By Jessica Meisels
Look, I don’t know. One minute we were talking and laughing about going to the “Joshua Tree,” which, as any sane person would conclude, means visiting a tree named Joshua, maybe have a lie down and a champers in the park while I read; that sort of thing. No.
What was sold to me as a “casual two hour drive to a park” was in fact a five-hour TREK to some desert mountains with the ugliest joshua trees I’ve ever seen. It was also fucking FREEZING. All my friends suddenly morphed into pro-climbers with weird shiny metal equipment and shoes and rods and things they had been hiding all semester. I was somehow roped into sliding awkwardly over boulders, slipping down cold rocks, stumbling as I fearfully attempted (and failed) to jump from one rock to the next, and burnt my hands on gravel. As my crew skipped, hopped and jumped gleefully up the mountain, I grumbled and cursed that they were all seeing my weak, and therefore accurate, side. Allow me to demonstrate:
“Hey Jess, just a bit more to go!”
“Get fucked. Where’s Starbucks?”
“Haha, you’ll be fine!”
“I’m...going to kill you. And then your whole family. I hate you.”
“Ha…wait…you didn’t laugh…Why do your eyes look crazy? What are you doing with those scissors?!”
I somehow found myself at the top of a mountain, looking down at the most revolting desert, attached by little more than rope and a whole lotta faith.
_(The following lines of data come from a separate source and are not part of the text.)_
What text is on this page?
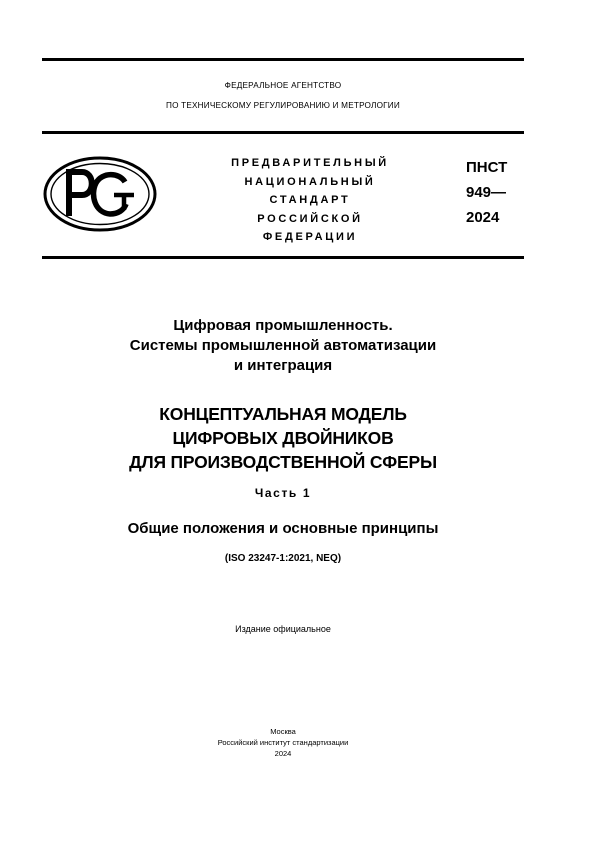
ФЕДЕРАЛЬНОЕ АГЕНТСТВО
ПО ТЕХНИЧЕСКОМУ РЕГУЛИРОВАНИЮ И МЕТРОЛОГИИ
ПРЕДВАРИТЕЛЬНЫЙ
НАЦИОНАЛЬНЫЙ
СТАНДАРТ
РОССИЙСКОЙ
ФЕДЕРАЦИИ
ПНСТ
949—
2024
Цифровая промышленность.
Системы промышленной автоматизации
и интеграция
КОНЦЕПТУАЛЬНАЯ МОДЕЛЬ
ЦИФРОВЫХ ДВОЙНИКОВ
ДЛЯ ПРОИЗВОДСТВЕННОЙ СФЕРЫ
Часть 1
Общие положения и основные принципы
(ISO 23247-1:2021, NEQ)
Издание официальное
Москва
Российский институт стандартизации
2024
“Don’t worry Jess, we’ve got you!”
“You’ve got me?! You IDIOT! Who ARE you, Aron Ralston?! I DON’T THINK SO, YOU ASSHOLE! GET ME DOWN THIS INSTANT. I am a whole metre above ground!!!”
I could go on and on, as I told Mum in a detailed 30 minute conversation, approximately 27 minutes of which were waiting for Mum to stop laughing at me and quote, “Thanks for making me feel good about myself.” Bitch.
After embarrassingly being let down, (“OMG. OMG. WHAT ARE YOU DOING. YOU HAVE NO IDEA WHAT YOU ARE DOING. I HATE YOU. I’M GOING TO JOIN THE NRA JUST SO I CAN KILL YOU FOR NOT LETTING ME DOWN. LET ME DOWN. LET ME DOWN NOW-”
“Jess, PLEASE, you could jump. You’re pretty much touching the ground-”
“STOP TRYING TO KILL ME YOU WILL NEVER HAVE MY SHOE COLLECTION!”) and walking off in a huff, I decided to redeem myself. “Hey, so, fun as this whole, you know, ‘Everest’ thing is, I’m over this whole tampering-with-death phase, I’m gonna lie in the car. Want me to take anything?” MISTAKE.
And so this is how I ended up climbing down a mountain, with inappropriate footwear, no phone reception, a back-pack, an esky, and a motherfucking DECK CHAIR. Took them 10-12 minutes, took me an hour. I am a Jewish girl. Obviously, when I offer to carry anything, what I meant was, “So, where’s the helicopter?” Fml.